Die Ästhetik des Rap und der Spoken-Word-Performance findet sich im von Judith Holofernes übersetzten Stück. Ewa Noack, Felix Frenken und Emanuel Weber versuchen nicht, Kae Tempests Tonfall nachzuahmen. Ausstatterin Victoria Unverzagt hat sie in graue, unauffällige Klamotten gesteckt, die Bühne ist karg, ein paar schmucklose Stehtische aus Stahl. Möbel, die im Sturm überleben, aber nicht besonders aussehen.
Wie Lockdown-Theater - nur älter
Die Regisseurin Magz Barrawasser bringt Tempests Text in 70 dichten Minuten auf die Bühne des Landestheaters Detmold. Die Filmfassung, die online gestreamt wird, arbeitet mit Split Screens, was die Corona-Abstände kaschiert.
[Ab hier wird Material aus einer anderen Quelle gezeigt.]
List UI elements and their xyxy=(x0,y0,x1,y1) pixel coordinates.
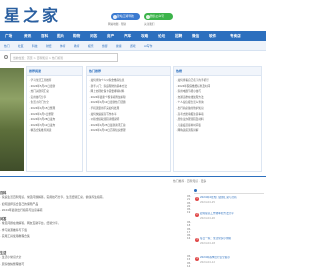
list-item[interactable]: · 实用工具使用教程合集 xyxy=(0,234,190,239)
subnav-item[interactable]: 体育 xyxy=(60,41,66,51)
nav-item[interactable]: 攻略 xyxy=(141,31,148,41)
site-logo[interactable]: 星之家 xyxy=(4,8,61,24)
more-link[interactable]: 热门推荐 · 百科知识 · 更多 xyxy=(173,177,206,186)
list-row: · 2024年最新出行指南与注意事项 05-19 xyxy=(0,208,192,214)
subnav-item[interactable]: 热门 xyxy=(4,41,10,51)
wechat-label: 微信公众号 xyxy=(150,14,164,18)
panel-recommended: 推荐阅读 · 学习生活工具推荐 · 2024年5月21日更新 · 热门关键词汇总… xyxy=(26,66,83,172)
panel-title: 热榜 xyxy=(174,67,261,76)
sidebar-header xyxy=(194,188,264,194)
list-row: · 实用工具使用教程合集 05-16 xyxy=(0,234,192,240)
bullet-icon xyxy=(194,189,197,192)
help-link[interactable]: 网站地图 · 帮助 xyxy=(108,22,126,26)
sidebar-item[interactable]: 每日一练：生活常识小测验 2024-04-18 xyxy=(200,237,264,246)
nav-item[interactable]: 图片 xyxy=(57,31,64,41)
tag-row: 热门推荐 · 百科知识 · 更多 xyxy=(0,176,266,185)
rank-badge: 3 xyxy=(195,238,199,242)
wechat-button[interactable]: 微信公众号 xyxy=(144,13,173,20)
nav-item[interactable]: 广场 xyxy=(5,31,12,41)
rank-badge: 2 xyxy=(195,213,199,217)
sidebar-item-date: 2024-04-25 xyxy=(200,200,216,204)
breadcrumb: 当前位置：首页 > 百科知识 > 热门标签 xyxy=(10,53,118,62)
subnav-item[interactable]: 旅游 xyxy=(102,41,108,51)
list-row: · 学习资源推荐与下载 05-17 xyxy=(0,228,191,234)
panel-trending: 热榜 · 如何查看自己名下的手机号 · 2024年医保缴费标准及时间 · 家用电… xyxy=(173,66,262,172)
nav-item[interactable]: 问答 xyxy=(90,31,97,41)
list-item[interactable]: · 网购退货流程详解 xyxy=(176,128,259,134)
sidebar-item-date: 2024-04-20 xyxy=(200,216,216,220)
item-date: 05-18 xyxy=(187,221,192,227)
sidebar-item[interactable]: 2024年4月热门话题汇总与分析 2024-04-25 xyxy=(200,196,264,205)
list-item[interactable]: · 家庭生活百科知识，常见问题解答，实用技巧分享，生活经验汇总，健康养生指南。 xyxy=(0,195,190,200)
nav-item[interactable]: 软件 xyxy=(209,31,216,41)
item-date: 05-21 xyxy=(187,195,192,201)
panel-hot: 热门推荐 · 如何查询个人公积金缴存信息 · 新手入门：家庭理财的基本方法 · … xyxy=(86,66,171,172)
subnav-item[interactable]: 教育 xyxy=(74,41,80,51)
subnav-item[interactable]: 游戏 xyxy=(130,41,136,51)
nav-item[interactable]: 专卖店 xyxy=(230,31,241,41)
item-date: 05-19 xyxy=(187,208,192,214)
list-item[interactable]: · 2024年4月19日百科知识整理 xyxy=(89,128,168,134)
sidebar-item-date: 2024-04-18 xyxy=(200,241,216,245)
follow-link[interactable]: 关注我们 xyxy=(144,22,154,26)
globe-icon xyxy=(112,14,117,19)
main-nav: 广场 资讯 百科 图片 购物 问答 房产 汽车 攻略 论坛 招聘 微信 软件 专… xyxy=(0,31,266,41)
list-row: · 如何选择适合自己的保险产品 05-20 xyxy=(0,202,191,208)
item-date: 05-14 xyxy=(187,262,192,268)
sidebar-item[interactable]: 如何提高工作效率的方法分享 2024-04-20 xyxy=(200,212,264,221)
nav-item[interactable]: 论坛 xyxy=(158,31,165,41)
nav-directory-label: 建站江湖导航 xyxy=(117,14,134,18)
list-item[interactable]: · 2024年最新出行指南与注意事项 xyxy=(0,208,190,213)
featured-image[interactable] xyxy=(0,68,24,171)
subnav-item[interactable]: 健康 xyxy=(116,41,122,51)
nav-item[interactable]: 购物 xyxy=(73,31,80,41)
sidebar-item-date: 2024-04-12 xyxy=(200,260,216,264)
subnav-item[interactable]: AI写作 xyxy=(144,41,152,51)
list-item[interactable]: · 居家收纳整理技巧 xyxy=(0,262,190,267)
list-row: 百科 · 家庭生活百科知识，常见问题解答，实用技巧分享，生活经验汇总，健康养生指… xyxy=(0,190,192,201)
item-date: 05-16 xyxy=(187,234,192,240)
panel-title: 推荐阅读 xyxy=(27,67,82,76)
list-item[interactable]: · 精选合集推荐阅读 xyxy=(29,128,80,134)
list-row: 生活 · 生活小常识大全 05-15 xyxy=(0,250,192,261)
subnav-item[interactable]: 社区 xyxy=(18,41,24,51)
search-icon xyxy=(4,55,8,59)
list-row: 问答 · 常见问题在线解答，网友互助平台，经验分享。 05-18 xyxy=(0,216,192,227)
sub-nav: 热门 社区 科技 财经 体育 教育 娱乐 旅游 健康 游戏 AI写作 xyxy=(0,41,266,51)
list-row: · 居家收纳整理技巧 05-14 xyxy=(0,262,192,268)
list-item[interactable]: · 学习资源推荐与下载 xyxy=(0,228,190,233)
site-header: 星之家 建站江湖导航 微信公众号 网站地图 · 帮助 关注我们 xyxy=(0,0,266,31)
list-item[interactable]: · 如何选择适合自己的保险产品 xyxy=(0,202,190,207)
nav-item[interactable]: 汽车 xyxy=(124,31,131,41)
nav-directory-button[interactable]: 建站江湖导航 xyxy=(111,13,140,20)
subnav-item[interactable]: 娱乐 xyxy=(88,41,94,51)
nav-item[interactable]: 百科 xyxy=(41,31,48,41)
sidebar-item[interactable]: 2024年春季出行安全提示 2024-04-12 xyxy=(200,256,264,265)
subnav-item[interactable]: 财经 xyxy=(46,41,52,51)
breadcrumb-bar: 当前位置：首页 > 百科知识 > 热门标签 xyxy=(4,53,262,62)
rank-badge: 4 xyxy=(195,257,199,261)
panel-title: 热门推荐 xyxy=(87,67,170,76)
wechat-icon xyxy=(145,14,150,19)
list-item[interactable]: · 生活小常识大全 xyxy=(0,255,190,260)
list-item[interactable]: · 常见问题在线解答，网友互助平台，经验分享。 xyxy=(0,221,190,226)
rank-badge: 1 xyxy=(195,197,199,201)
subnav-item[interactable]: 科技 xyxy=(32,41,38,51)
nav-item[interactable]: 微信 xyxy=(192,31,199,41)
item-date: 05-15 xyxy=(187,255,192,261)
nav-item[interactable]: 资讯 xyxy=(24,31,31,41)
nav-item[interactable]: 招聘 xyxy=(175,31,182,41)
nav-item[interactable]: 房产 xyxy=(107,31,114,41)
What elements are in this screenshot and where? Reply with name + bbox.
Doch allzu nah kommen sich die drei ohnehin nicht. Sie treffen sich am zehnten Todestag eines Freundes. Dani will was von Charlotte, wie früher auch schon. Sie wehrt ihn ab – und dann geht es irgendwie weiter.
Ein Stück über die Agonie und den Rest Hoffnung. Fühlt sich nach Lockdown-Theater an, ist aber schon acht Jahre alt. Wenn die Pandemie vorbei ist, taugt es wieder als Gesellschaftsanalyse.